Former No. 1 overall pick Luke Hochevar becomes the latest Kansas City pitcher to have a chance to end the team's home losing skid when the Royals host the Toronto Blue Jays in the first of four games at Kauffman Stadium.
The Royals, who've won three times in six road games thus far in 2012, are still winless on the home field through six opportunities, including Wednesday, when Prince Fielder went 2-for-4 with two RBI and drove in the eventual game-winning run in the seventh to help Detroit win, 4-3.
The loss was the third in a three-game series and dropped Kansas City to 0-6 at home for the first time in franchise history.
Alcides Escobar blasted a two-run homer for the Royals, but grounded into a game-ending double play against Jose Valverde.
Hochevar, who pitched at the University of Tennessee, was selected first overall in 2006 and debuted a year later with the Royals, losing his only decision among four appearances with a 2.13 earned run average,
He won six, seven and six games over 65 appearances in the subsequent three seasons, then broke through for 11 victories last season in a career-high 31 starts while logging a career-most 198 innings.
The 6-foot-5, 218-pounder allowed two runs in 6 1/3 innings en route to a 6-3 defeat of the Los Angeles Angels of Anaheim in his initial outing of 2012, then was raked for seven runs on nine hits in four innings of an 8-3 loss to Cleveland six days later on April 13.
He is 3-1 in five starts against Toronto with a 3.41 ERA.
The Blue Jays go with Texas-born righty Kyle Drabek, who was chosen shortly after Hochevar as the No. 18 pick of the 2006 draft by the Philadelphia Phillies.
He came to Toronto in the December 2009 trade that sent Roy Halladay to Philadelphia and won four decisions in his initial 21 appearances - 17 starts - in 2010-11.
The Victoria, Texas native has started strong with two straight wins in 2012, allowing nine hits and two earned runs in 12 2/3 innings against Boston and Baltimore - walking four batters and striking out 10 while holding foes to a .200 batting average.
Drabek won his lone start against the Royals with 5 1/3 innings of nine-hit, five-run ball with zero strikeouts and three walks.

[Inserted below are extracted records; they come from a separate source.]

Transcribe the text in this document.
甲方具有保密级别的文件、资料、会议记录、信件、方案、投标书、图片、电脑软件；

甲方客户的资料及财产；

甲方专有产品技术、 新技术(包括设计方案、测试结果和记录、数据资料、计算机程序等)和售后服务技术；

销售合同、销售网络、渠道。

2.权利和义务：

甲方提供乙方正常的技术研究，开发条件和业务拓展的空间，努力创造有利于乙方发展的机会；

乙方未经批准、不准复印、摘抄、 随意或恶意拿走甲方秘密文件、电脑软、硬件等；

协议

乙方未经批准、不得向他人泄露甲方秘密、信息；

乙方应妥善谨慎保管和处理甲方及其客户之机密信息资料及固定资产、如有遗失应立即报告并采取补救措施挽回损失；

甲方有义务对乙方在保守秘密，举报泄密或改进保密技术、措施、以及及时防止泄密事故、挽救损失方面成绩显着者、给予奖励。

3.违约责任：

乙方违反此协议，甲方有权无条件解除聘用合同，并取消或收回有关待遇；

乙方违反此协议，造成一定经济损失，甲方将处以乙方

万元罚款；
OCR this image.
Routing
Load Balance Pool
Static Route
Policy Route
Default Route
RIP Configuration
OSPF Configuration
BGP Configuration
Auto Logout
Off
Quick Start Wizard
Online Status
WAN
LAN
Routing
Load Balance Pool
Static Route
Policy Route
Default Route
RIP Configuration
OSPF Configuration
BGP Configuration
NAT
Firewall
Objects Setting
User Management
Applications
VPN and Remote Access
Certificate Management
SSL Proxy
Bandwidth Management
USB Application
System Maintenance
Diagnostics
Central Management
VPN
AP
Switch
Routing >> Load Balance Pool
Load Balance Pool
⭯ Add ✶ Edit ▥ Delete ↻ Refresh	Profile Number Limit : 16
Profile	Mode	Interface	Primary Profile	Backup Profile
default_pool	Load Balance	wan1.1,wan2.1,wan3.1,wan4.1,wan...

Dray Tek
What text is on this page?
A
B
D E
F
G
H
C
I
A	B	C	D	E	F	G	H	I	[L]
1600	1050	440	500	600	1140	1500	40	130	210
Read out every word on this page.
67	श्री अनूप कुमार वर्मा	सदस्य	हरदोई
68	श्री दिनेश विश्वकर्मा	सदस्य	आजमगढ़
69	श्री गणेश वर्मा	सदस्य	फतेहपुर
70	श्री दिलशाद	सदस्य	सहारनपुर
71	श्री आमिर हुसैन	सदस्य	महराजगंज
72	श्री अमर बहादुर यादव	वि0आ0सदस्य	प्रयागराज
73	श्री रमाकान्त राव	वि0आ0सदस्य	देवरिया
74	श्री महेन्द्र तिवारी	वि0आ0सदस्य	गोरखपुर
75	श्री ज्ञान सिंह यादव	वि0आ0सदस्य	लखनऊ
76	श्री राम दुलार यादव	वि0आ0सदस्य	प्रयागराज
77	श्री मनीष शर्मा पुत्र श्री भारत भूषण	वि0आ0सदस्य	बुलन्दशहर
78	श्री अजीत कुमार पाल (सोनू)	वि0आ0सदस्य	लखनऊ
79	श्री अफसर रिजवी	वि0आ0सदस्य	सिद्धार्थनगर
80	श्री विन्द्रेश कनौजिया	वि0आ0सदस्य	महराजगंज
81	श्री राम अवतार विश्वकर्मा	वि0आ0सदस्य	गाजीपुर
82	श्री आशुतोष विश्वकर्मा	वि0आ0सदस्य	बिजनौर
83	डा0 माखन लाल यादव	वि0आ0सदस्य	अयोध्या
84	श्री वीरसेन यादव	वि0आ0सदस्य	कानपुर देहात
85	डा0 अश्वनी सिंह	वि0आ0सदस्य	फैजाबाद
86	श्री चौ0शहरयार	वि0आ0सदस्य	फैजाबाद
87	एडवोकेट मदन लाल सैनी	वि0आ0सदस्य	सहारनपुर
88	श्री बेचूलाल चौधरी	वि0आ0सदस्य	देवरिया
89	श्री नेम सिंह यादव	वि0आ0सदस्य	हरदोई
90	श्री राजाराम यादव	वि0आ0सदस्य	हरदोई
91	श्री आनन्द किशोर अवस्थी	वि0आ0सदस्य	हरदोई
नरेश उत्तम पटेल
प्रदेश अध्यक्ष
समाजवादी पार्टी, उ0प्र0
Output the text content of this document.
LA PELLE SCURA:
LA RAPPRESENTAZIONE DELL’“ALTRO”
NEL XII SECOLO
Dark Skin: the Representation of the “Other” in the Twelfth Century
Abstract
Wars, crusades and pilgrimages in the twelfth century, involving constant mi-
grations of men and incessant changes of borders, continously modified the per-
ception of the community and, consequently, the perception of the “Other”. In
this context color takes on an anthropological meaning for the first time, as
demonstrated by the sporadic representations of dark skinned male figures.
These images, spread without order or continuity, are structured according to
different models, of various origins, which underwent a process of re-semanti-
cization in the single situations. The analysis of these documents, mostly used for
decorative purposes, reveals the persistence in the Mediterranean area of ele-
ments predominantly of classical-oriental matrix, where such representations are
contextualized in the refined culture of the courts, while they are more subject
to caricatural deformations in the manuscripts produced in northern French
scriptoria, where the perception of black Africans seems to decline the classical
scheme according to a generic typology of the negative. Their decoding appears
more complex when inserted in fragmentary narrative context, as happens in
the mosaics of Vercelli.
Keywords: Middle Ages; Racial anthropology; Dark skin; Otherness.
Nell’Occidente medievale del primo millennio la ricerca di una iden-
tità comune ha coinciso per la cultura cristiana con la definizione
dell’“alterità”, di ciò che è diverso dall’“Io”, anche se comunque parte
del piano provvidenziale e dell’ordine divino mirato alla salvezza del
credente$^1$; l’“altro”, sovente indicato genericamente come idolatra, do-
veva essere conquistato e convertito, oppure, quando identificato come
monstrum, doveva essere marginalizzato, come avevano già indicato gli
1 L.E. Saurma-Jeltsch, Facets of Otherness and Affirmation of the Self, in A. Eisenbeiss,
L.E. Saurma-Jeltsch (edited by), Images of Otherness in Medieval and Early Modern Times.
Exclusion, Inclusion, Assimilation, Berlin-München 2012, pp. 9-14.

On Thursday in Toronto, Desmond Jennings hit a go-ahead solo home run in the fifth, Evan Longoria added a two-run homer later in the inning and the Rays downed the Blue Jays, 9-4, in the finale of a three-game series.
Adam Lind and J.P. Arencibia each hit an RBI double for Toronto, while Henderson Alvarez (0-1) gave up six runs on six hits in 6 1/3 innings in the loss.
The Blue Jays fell to 6-6 on the season.
Kansas City was 4-3 versus the Jays a year ago.